June 10, 2020
Remote monitoring brings cardiac care to the patient
Program earns Patient Experience Award from Health Quality Council of Alberta
If Chris Goodbrand wakes up in the middle of the night worried he might be having ticker trouble, he has a straightforward process to find out for sure.
The 48-year-old resident of Coronation, about 300 km northeast of Calgary, calls in to the Cardiac Implantable Electrical Device (CIED) Clinic at Foothills Medical Centre, lets his remote monitoring device transmit data to the team there, and they tell him right away if there’s an issue or not.
“It’s the best unit ever,” he says of his implanted pacemaker/defibrillator, and its accompanying monitoring unit. “I’m three-and-a-half hours away from Foothills, so if I feel like my heart is racing, or the defibrillator has given me a jolt, they can just check the data and say, ‘Yeah, actually you’re doing fine.’”
The team can remotely assess his device, recommend changes to his medications and, most importantly, determine if emergency medical attention is warranted.
Goodbrand is one of thousands of Albertans with remotely monitored CIEDs who have access to 24-hour support and care — regardless of where they live.
This provincewide innovation is now a standard of care that grew out of the PERFORM (Performance Evaluation and Rhythm Follow Up Optimization through Remote Monitoring) program. On June 3, the Health Quality Council of Alberta (HQCA) recognized PERFORM with a Patient Experience Award.
“It’s great that the program has received this recognition,” says Dr. Derek Exner, Calgary Heart Rhythm Specialist and the principal lead for PERFORM. “It’s really all about the patients. This treatment approach brings the care to the patient, instead of requiring that they come to us.”
By being able to monitor patients remotely, care teams can handle both unscheduled concerns and routine checkups, monitor implanted devices’ batteries and other functions.
About half of patients with a CIED don’t have remote monitoring in their home, but can access facilities in or near their own communities that do have that capability.
Remote monitoring gives patients peace of mind, knowing that expert support is just a phone call away or close to home. It saves them the time and expense it takes to travel to appointments, which in some cases can be significant.
“In this age of COVID-19, it’s also a huge advantage that patients don’t necessarily have to come in for a face-to-face visit. We can provide the same level of care remotely, minimizing risk and inconvenience,” Exner says.
The PERFORM project started in 2014 with a grant from PRIHS (Partnership for Research and Innovation in the Health System), which is overseen by Alberta Innovates and Alberta Health Services (AHS).
Although the HQCA award is mainly for standardizing care and providing remote monitoring of CIEDs across the province, PERFORM also focuses on establishing databases to collect information from cardiac devices, and using remote monitoring to improve care after a stroke.

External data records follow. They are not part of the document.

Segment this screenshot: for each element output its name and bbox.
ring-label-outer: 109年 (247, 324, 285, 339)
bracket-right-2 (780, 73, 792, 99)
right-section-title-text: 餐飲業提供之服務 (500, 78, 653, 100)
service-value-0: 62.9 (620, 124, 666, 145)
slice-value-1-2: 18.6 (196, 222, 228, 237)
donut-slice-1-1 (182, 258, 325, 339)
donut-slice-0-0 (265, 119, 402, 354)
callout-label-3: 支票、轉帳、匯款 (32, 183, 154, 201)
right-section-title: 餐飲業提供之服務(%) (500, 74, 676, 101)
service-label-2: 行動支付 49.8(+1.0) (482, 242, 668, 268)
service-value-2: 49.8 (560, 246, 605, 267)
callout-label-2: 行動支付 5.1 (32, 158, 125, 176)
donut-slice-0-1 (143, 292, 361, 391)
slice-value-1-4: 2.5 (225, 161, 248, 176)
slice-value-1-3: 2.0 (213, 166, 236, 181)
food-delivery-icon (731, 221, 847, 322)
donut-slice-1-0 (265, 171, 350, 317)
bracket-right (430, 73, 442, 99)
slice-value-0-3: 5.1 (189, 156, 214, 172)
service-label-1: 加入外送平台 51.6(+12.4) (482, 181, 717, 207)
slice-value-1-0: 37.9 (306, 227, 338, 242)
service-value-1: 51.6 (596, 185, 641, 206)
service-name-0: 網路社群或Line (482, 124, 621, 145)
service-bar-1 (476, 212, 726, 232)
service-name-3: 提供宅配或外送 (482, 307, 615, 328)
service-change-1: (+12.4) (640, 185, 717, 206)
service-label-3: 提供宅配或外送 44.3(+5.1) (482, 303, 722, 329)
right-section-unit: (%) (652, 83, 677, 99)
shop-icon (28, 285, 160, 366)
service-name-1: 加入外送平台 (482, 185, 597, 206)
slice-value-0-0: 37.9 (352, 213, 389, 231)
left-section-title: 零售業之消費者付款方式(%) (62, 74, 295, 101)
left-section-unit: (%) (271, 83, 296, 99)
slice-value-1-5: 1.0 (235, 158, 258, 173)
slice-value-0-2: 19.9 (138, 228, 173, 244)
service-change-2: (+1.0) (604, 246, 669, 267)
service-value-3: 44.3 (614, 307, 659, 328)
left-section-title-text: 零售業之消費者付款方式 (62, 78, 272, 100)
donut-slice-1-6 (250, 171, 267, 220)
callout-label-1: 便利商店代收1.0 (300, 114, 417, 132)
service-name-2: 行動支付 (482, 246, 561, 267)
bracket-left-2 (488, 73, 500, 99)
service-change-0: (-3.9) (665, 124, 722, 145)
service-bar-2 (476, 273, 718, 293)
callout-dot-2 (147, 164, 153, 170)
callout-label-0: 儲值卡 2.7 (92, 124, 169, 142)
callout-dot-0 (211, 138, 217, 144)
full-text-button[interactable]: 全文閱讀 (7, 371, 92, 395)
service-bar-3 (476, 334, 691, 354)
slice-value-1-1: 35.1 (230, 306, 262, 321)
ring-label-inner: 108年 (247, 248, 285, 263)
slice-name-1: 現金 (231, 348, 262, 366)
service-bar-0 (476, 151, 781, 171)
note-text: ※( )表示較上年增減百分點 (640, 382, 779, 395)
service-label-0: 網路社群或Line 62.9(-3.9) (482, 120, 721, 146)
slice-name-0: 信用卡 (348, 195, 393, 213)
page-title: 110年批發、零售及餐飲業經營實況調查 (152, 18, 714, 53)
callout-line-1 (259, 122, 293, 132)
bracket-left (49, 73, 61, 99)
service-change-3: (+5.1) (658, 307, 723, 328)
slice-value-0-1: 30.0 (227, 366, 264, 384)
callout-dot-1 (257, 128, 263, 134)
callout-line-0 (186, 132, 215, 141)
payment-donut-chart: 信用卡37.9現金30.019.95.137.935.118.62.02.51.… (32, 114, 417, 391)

“Sometimes in healthcare we throw around the term ‘collaborative,’ but this project has truly been a team effort with government, clinicians and administrative leaders, as well as patients, making huge contributions,” Exner adds.
In particular, Exner cites the support of Caroline Hatcher, Mishaela Houle — and the leadership of the Cardiovascular Health and Stroke Strategic Clinical Network — as critical to the success of the project.
Since then Lucy O. Reyes, RN, PERFORM Project Coordinator, and Dr. Satish Raj, the medical lead for the remote monitoring project, have helped turn it into a model for the rest of the country.
“Alberta is ahead of the pack and is seen as a leader in this area,” says Exner. “The level of care we’re able to provide is second to none.”
For Goodbrand, that means he can carry on with his busy life as pharmacist, farmer, husband and father of five without having to take lengthy road trips to Calgary. “For me here in rural Alberta, this is the best. The care I receive from my heart rhythm specialist, Dr. Glen Sumner and the team at Foothills is just terrific.”
HQCA’s Patient Experience Awards were established by the HQCA and its Patient and Family Advisory Committee to recognize and spread knowledge about initiatives that improve the patient’s overall experience in accessing and receiving healthcare services.
Coronation resident Chris Goodbrand shows the remote monitoring device he uses that transmits information to his cardiac care team in Calgary.